ENVIRONMENTAL CHANGES IN THE SOUTHERN CANADIAN ROCKIES FROM MULTIPLETREE RING PROXIES
WATSON, EMMA (1); LUCKMAN, BRIAN (2); PEDERSON, GREG, (3); AND WILSON, ROB (4)
(1) Climate Research Branch, Meteorological Service of Canada, Environment Canada, Ontario,
Canada, (2) Department of Geography, University of Western Ontario, London Ontario, Canada,
(3) U.S. Geological Survey – Northern Rocky Mountain Science Center - Glacier Field Station,
Glacier National Park, West Glacier, MT, and Big Sky Institute – Montana State University,
Bozeman, MT, (4) School of Geosciences, Grant Institute, Edinburgh University, Edinburgh,
United Kingdom
The varied topography and landscapes of the Canadian west afford a unique opportunity to
sample and develop tree-ring chronologies sensitive to different climate conditions from within
close proximity. They also provide multiple sources of proxy climate data at varying timescales
and resolution. This has allowed the development of a detailed history of climate and
environmental changes for the region and in this paper we discuss selected results from this
research. Initial work throughout the Rockies led to the development of a glacial history spanning
the last millennium based on tree-ring dating, lichenometry and 14C dating. Though by its nature
incomplete, biased and censored the glacial record provides a framework against which more
continuous proxy records may be validated. Dendroclimatic studies have now allowed the
reconstruction of changes in precipitation and temperature in the central Canadian Rockies. We
also present more recent work which has sought to examine variability in streamflow. The broad
network of moisture and temperature sensitive chronologies has allowed us to begin studying
more complex variables that integrate seasonal changes in precipitation and temperature.

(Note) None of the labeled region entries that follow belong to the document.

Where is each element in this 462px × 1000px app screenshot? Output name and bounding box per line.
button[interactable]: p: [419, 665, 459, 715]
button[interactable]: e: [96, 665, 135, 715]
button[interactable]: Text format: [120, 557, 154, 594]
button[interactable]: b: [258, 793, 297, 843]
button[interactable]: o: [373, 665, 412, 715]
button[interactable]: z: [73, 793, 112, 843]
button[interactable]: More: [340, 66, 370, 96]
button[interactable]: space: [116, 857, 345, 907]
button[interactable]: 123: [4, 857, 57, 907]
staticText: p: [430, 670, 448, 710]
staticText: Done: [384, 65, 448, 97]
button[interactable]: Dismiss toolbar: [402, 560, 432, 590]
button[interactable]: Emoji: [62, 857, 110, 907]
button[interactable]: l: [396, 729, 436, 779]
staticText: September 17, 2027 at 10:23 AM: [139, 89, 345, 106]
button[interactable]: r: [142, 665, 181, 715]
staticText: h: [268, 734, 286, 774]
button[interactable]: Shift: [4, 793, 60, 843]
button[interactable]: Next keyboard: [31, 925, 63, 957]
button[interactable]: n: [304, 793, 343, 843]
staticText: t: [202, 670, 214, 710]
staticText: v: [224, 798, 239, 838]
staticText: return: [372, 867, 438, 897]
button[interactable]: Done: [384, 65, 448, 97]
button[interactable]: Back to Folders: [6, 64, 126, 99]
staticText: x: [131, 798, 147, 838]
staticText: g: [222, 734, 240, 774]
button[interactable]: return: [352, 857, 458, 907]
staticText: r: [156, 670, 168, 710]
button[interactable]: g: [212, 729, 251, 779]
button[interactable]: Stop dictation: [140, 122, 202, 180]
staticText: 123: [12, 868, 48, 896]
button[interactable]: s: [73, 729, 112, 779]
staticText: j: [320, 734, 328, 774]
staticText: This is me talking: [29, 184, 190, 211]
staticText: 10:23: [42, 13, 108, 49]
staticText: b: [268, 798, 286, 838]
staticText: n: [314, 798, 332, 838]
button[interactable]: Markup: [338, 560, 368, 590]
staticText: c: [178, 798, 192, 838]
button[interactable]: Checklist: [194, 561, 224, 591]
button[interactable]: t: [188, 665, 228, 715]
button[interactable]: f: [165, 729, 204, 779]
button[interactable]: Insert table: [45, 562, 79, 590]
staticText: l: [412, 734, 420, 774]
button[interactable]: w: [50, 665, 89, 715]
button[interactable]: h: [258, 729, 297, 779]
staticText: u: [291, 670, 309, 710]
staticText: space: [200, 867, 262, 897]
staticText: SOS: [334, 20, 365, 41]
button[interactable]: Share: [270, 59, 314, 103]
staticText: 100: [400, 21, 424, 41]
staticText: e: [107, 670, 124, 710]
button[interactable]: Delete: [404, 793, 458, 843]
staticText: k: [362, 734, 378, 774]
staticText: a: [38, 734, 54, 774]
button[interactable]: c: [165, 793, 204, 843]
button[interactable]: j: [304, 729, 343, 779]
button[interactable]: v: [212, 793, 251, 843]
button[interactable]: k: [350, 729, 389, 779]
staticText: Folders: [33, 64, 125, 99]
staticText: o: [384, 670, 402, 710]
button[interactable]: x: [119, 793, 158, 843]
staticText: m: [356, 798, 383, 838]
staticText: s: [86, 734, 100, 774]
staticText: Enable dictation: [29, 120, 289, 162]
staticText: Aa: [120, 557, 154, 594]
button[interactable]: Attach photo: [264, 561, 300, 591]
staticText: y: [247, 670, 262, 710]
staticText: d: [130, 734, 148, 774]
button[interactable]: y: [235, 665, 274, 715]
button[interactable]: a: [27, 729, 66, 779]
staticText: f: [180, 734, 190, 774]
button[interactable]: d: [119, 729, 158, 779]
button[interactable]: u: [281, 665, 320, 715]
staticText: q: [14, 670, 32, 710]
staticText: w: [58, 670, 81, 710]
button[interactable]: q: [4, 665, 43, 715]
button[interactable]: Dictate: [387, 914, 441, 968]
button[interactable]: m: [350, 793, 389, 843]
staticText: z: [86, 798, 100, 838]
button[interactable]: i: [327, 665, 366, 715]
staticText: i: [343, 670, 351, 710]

Winter, summer and net mass balance reconstructions have been developed for Peyto Glacier in
Banff National Park, Alberta. These records are 322 yrs in length and offer a continuous insight
into glacier variability over the LIA that was not available previously. The net mass balance
reconstructions correspond well with the dated moraine record for the central Canadian Rockies
and indicate that prolonged periods of both wet winters and cool summers are required for glacier
advance. Periods of positive net balance generally correspond with or proceed terminal moraine
development in the region in the early 1700s and mid-19th century. Cumulative net mass balance
for Peyto Glacier is consistently negative after 1883. These mass balance reconstructions can be
compared with similar records developed for Glacier National Park further south and thereby
begin to address broader questions on the timing and scale of glacier advances of the past 300
years throughout this portion of the Rocky Mountains.